Reno caught up with them. He had planned to take the white greenhorns back to Bridger’s Fort so they could make their way on to Oregon. But Reno, the Cheyennes, and young Tim Colter had not killed all of Jackatars’s villains. Dog Ear Rounsavall, perhaps the meanest of the lot, had followed them. He had challenged Reno to a duel, but it was Tim Colter who accepted the fight.
Now, that was a fight to remember. Reno had marveled at how much Tim Colter had grown. The boy killed Dog Ear Rounsavall, pretty easily, too. So they had returned to Bridger’s trading post, said their good-byes, and Tim Colter had left Reno’s life.
* * *
Left his life forever.
Reno gripped the bottle, and took another pull of bourbon. Of course, it didn’t have to be forever. The kid had invited Reno to come visiting, but Reno had never been much for visiting. He figured his home was in the Rockies. Carson, Bridger, and many other trappers—even Terrence “Just” Jenkins—had been back to St. Louis, or at least Independence, but never Jed Reno. He always said he had been born . . . reborn, maybe . . . in this country.

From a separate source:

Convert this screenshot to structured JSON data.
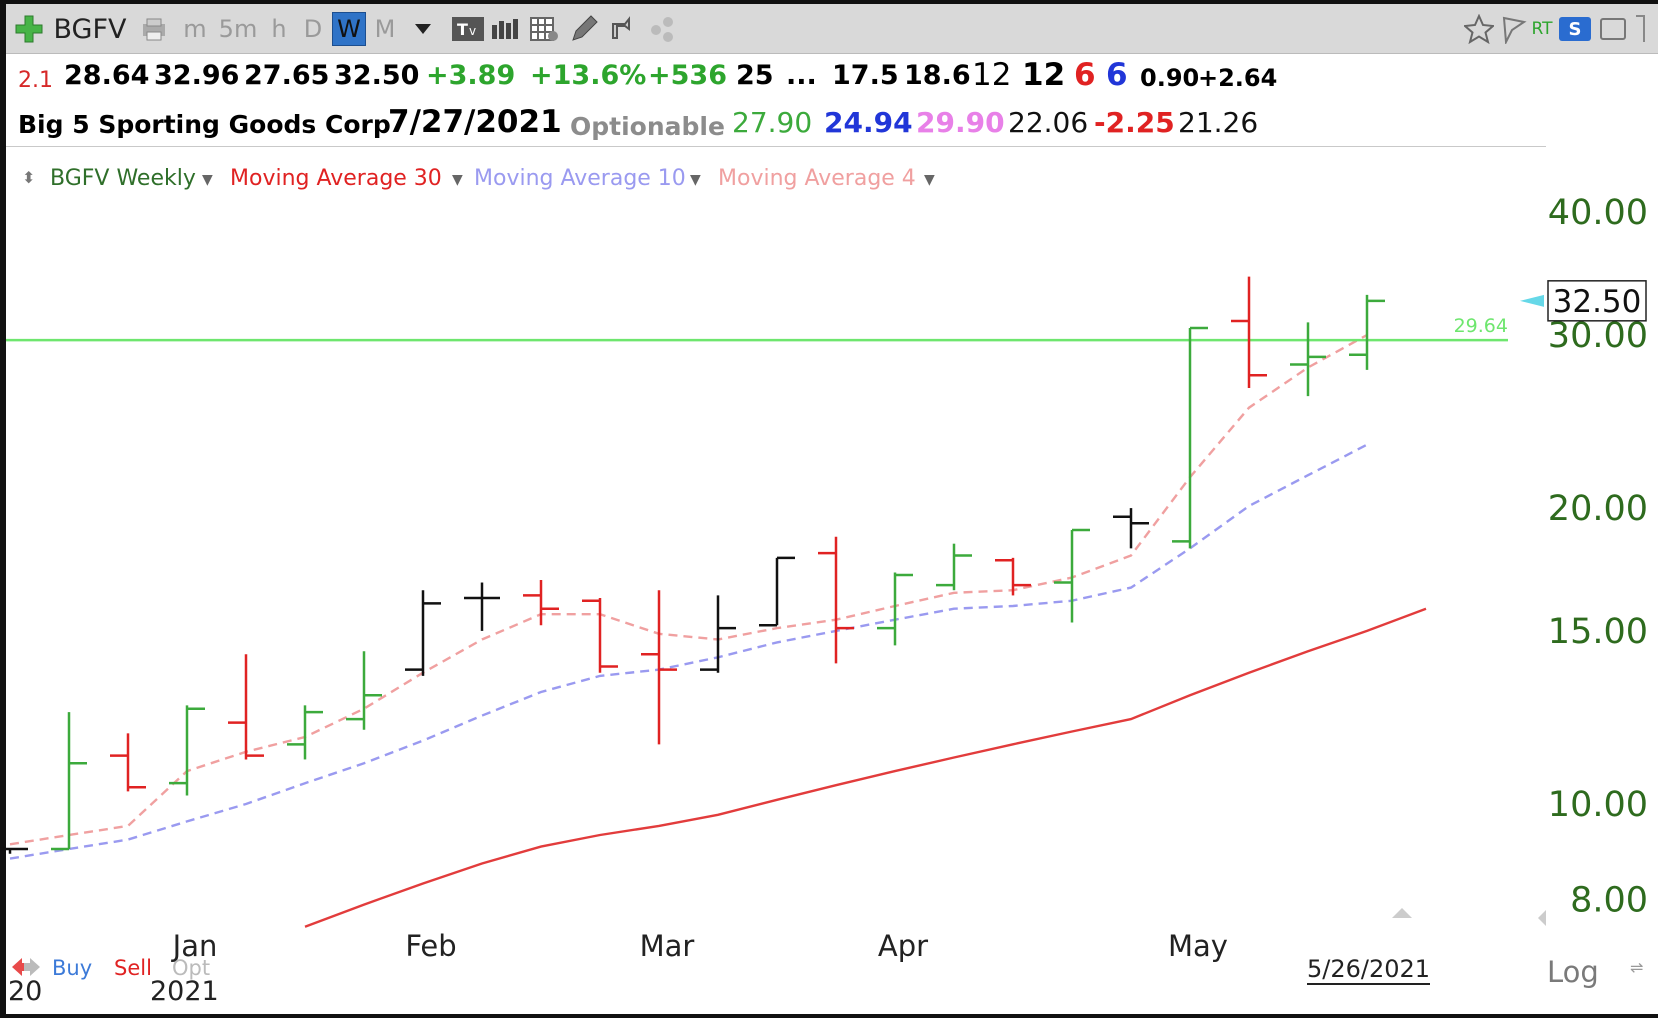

“That country,” Reno corrected himself. Violence, Idaho Territory, lay maybe three hundred miles east of Fort Bridger. Probably two hundred to maybe even five hundred miles from where he had trapped all those years in the Rockies.
He corked the bottle, and looked back in the storeroom, which also served as his bedroom, his living quarters. A couple of older ledgers lay somewhere beneath the old hides, robes, and some of his trapping equipment. If his memory was right, and there was no guarantee after drinking three-quarters of a bottle of bourbon, he had stuck the second letter Tim Colter had written him in one of those old books.